The article might disappear behind a pay-to-view wall in a little while, so it’s worthwhile t quote the most important bits (or, probably more accurately, the bits that I think are most important). There are lots of descriptions of photos in the book, which, it seems, serve very little purpose other than telling a reader, who is not going to buy the book, what the photos actually show.

It does get interesting right after those descriptions (and the obligatory Susan Sontag quote). Mr Updike writes “After the Flood is an opulent volume, brilliantly sharp in its large, ten-by-fourteen-inch reproductions, bound in lavender cloth, and difficult to manipulate anywhere but on a coffee table. It weighs nearly ten pounds and costs $90; a consumeristic paradox hovers over the existence of so costly a volume portraying the reduction of a mostly poor urban area […] to a state of desertion and deeper destitution. Who is this book for? Not the flood’s victims, who could not afford it.

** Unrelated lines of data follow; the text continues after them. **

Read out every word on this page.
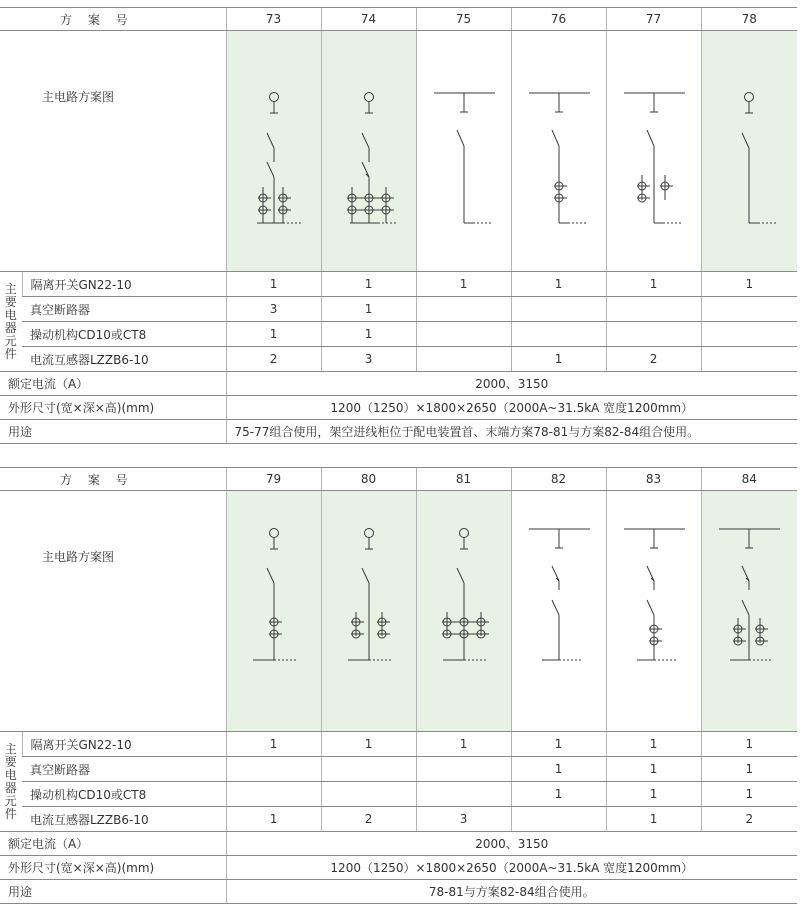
方 案 号		73	74	75	76	77	78
主电路方案图	

主要电器元件	隔离开关GN22-10	1	1	1	1	1	1
	真空断路器	3	1				
	操动机构CD10或CT8	1	1				
	电流互感器LZZB6-10	2	3		1	2	
额定电流（A）		2000、3150					
外形尺寸(宽×深×高)(mm)		1200（1250）×1800×2650（2000A~31.5kA 宽度1200mm）					
用途		75-77组合使用，架空进线柜位于配电装置首、末端方案78-81与方案82-84组合使用。					
方 案 号		79	80	81	82	83	84
主电路方案图	

主要电器元件	隔离开关GN22-10	1	1	1	1	1	1
	真空断路器				1	1	1
	操动机构CD10或CT8				1	1	1
	电流互感器LZZB6-10	1	2	3		1	2
额定电流（A）		2000、3150					
外形尺寸(宽×深×高)(mm)		1200（1250）×1800×2650（2000A~31.5kA 宽度1200mm）					
用途		78-81与方案82-84组合使用。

Nor, one suspects, very many well-heeled connoisseurs of fine photography, though there is an abstract beauty in Polidori’s close-focus studies of patterns of mold and paint distress, and an occasional Pop humor in the tinselly shoes and glitzy wall decorations the victims left behind them as the floodwaters rose, and a macabre Art Brut in shadowy rooms crowded with cheap furniture as tightly as passengers in a sinking ship.” There are some cringe-worthy aspects in this paragraph (“occasional Pop humor in the tinselly shoes and glitzy wall decorations the victims left behind them”), and since it doesn’t appear to answer the question posed, Mr Updike continues “As it happens, another enigmatically magnificent album of photographs is also on the market these days - Aftermath, by Joel Meyerowitz, an extensive, big-format pictorial record of the cleanup of the World Trade Center site […] It is for our children and our grandchildren - for the historical record - that Meyerowitz and Polidori zealously labored over many months to capture on film […] the aftermaths of the two most spectacular disasters on American soil in this young century. This is what it looked like; this is what we don’t want to happen again.”

So that is it? Nothing for us spectators in the present? I don’t know about you, but I find that a bit unsatisfying, and it doesn’t really address my unease, in particular, since Mr Updike appears to fall into a trap known from war photography. Contrary to all the claims, war photography has not made wars less common or harder to start (as we just learned yet another time). So why should we believe that disasters especially like Hurricane Katrina, with all their various man-made bits, will not happen again just because we know what they look like?

My point here, to make that clear, is not that I don’t want any Hurricane Katrina photography, or that I think that Robert Polidori’s work is bad (it is in fact admirably exquisit). What I am mainly concerned about is what we turn Hurricane Katrina - and what happened to so many people (of which, as Mr Updike notes, maybe up to 200,000 will not return to the region) - into if our information from the region comes mainly from fine-art galleries and/or museums.